Ich habe circa eine Woche gebraucht, bis meine schlechte Laune endlich verpufft war. Man muss eine Stadt nehmen, wie sie ist, und irgendwann habe ich beschlossen, es einfach so zu machen wie die Barcelonesen: alle Fenster weit auf, den Krach als unterhaltsamen Soundtrack betrachten und bei Gelegenheit entspannt zurücklärmen. Dann kriegt meine Nachbarin von gegenüber jetzt halt als Antwort auf ihre beschissene Autoscooter-Musik eine Ladung Thelonious Monk retourniert, bestimmt nicht minder nervig für sie.

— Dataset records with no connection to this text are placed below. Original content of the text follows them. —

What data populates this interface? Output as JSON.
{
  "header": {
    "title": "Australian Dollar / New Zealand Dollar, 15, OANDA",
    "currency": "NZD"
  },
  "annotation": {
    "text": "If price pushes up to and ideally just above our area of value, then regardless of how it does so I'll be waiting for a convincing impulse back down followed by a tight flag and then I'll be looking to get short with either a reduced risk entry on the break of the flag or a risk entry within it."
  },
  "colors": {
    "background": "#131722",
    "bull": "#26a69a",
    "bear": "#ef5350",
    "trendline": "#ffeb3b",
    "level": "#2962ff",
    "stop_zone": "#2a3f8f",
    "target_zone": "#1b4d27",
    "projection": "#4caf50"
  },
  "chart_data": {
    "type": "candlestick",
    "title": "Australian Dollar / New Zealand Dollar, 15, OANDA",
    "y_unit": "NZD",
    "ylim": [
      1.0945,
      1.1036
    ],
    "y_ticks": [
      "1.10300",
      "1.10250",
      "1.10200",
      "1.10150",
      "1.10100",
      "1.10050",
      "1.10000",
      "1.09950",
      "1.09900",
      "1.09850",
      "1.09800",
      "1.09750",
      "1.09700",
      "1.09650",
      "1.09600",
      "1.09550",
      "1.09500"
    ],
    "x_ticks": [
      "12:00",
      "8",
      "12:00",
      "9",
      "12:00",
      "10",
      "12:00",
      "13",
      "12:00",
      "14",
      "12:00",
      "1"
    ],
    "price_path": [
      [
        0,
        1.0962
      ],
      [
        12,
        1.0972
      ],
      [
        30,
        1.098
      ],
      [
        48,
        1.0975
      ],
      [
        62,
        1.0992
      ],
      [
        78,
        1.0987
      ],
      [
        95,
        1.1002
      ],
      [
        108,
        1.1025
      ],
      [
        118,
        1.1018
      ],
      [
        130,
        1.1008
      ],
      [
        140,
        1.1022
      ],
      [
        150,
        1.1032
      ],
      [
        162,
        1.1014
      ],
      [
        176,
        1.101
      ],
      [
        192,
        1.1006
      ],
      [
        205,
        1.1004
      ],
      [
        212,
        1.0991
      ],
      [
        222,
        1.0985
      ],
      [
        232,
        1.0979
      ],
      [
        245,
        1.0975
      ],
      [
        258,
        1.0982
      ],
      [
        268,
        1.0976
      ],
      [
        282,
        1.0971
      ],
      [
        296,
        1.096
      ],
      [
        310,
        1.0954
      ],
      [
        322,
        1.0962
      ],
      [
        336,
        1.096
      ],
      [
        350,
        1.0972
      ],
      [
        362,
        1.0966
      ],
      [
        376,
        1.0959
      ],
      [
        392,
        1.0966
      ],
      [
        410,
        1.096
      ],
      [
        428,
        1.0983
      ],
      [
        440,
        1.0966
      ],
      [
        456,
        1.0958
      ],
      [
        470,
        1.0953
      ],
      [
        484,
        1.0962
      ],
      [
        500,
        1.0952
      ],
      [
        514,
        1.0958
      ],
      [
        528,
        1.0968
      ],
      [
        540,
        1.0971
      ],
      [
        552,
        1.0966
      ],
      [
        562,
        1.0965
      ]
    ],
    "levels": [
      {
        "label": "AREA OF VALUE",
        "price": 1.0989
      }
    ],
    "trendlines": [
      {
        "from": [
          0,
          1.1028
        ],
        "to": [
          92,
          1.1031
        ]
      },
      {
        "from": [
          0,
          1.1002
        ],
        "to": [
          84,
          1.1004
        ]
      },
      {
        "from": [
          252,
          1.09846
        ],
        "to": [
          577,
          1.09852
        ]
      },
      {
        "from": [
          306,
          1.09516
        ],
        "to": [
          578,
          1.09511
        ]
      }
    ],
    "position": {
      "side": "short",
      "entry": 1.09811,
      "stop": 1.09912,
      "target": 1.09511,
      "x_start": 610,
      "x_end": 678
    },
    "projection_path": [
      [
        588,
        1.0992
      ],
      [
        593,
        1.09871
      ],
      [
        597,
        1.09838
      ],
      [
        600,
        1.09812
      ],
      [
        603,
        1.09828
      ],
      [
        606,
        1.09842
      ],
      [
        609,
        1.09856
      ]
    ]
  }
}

Nur zur Siestazeit zwischen zwei und vier ist die Carrer d’En Boquer demilitarisierte Zone, und auch das habe ich schnell gelernt: wie nett so ein Schläfchen am helllichten Tag ist. Anfangs hatte ich ernsthaft erwogen, in ein ruhigeres Quartier umzuziehen, jetzt denke ich nicht mehr daran. Wenn man in zehn Minuten Fußentfernung einen traumhaften Park (La Ciutadella), zwei Märkte (Santa Caterina und La Boqueria), drei Kathedralen und ein Meer erreicht, soll man still die Hände falten und das Schicksal preisen. Das geht einfach nicht besser in einer europäischen Innenstadt.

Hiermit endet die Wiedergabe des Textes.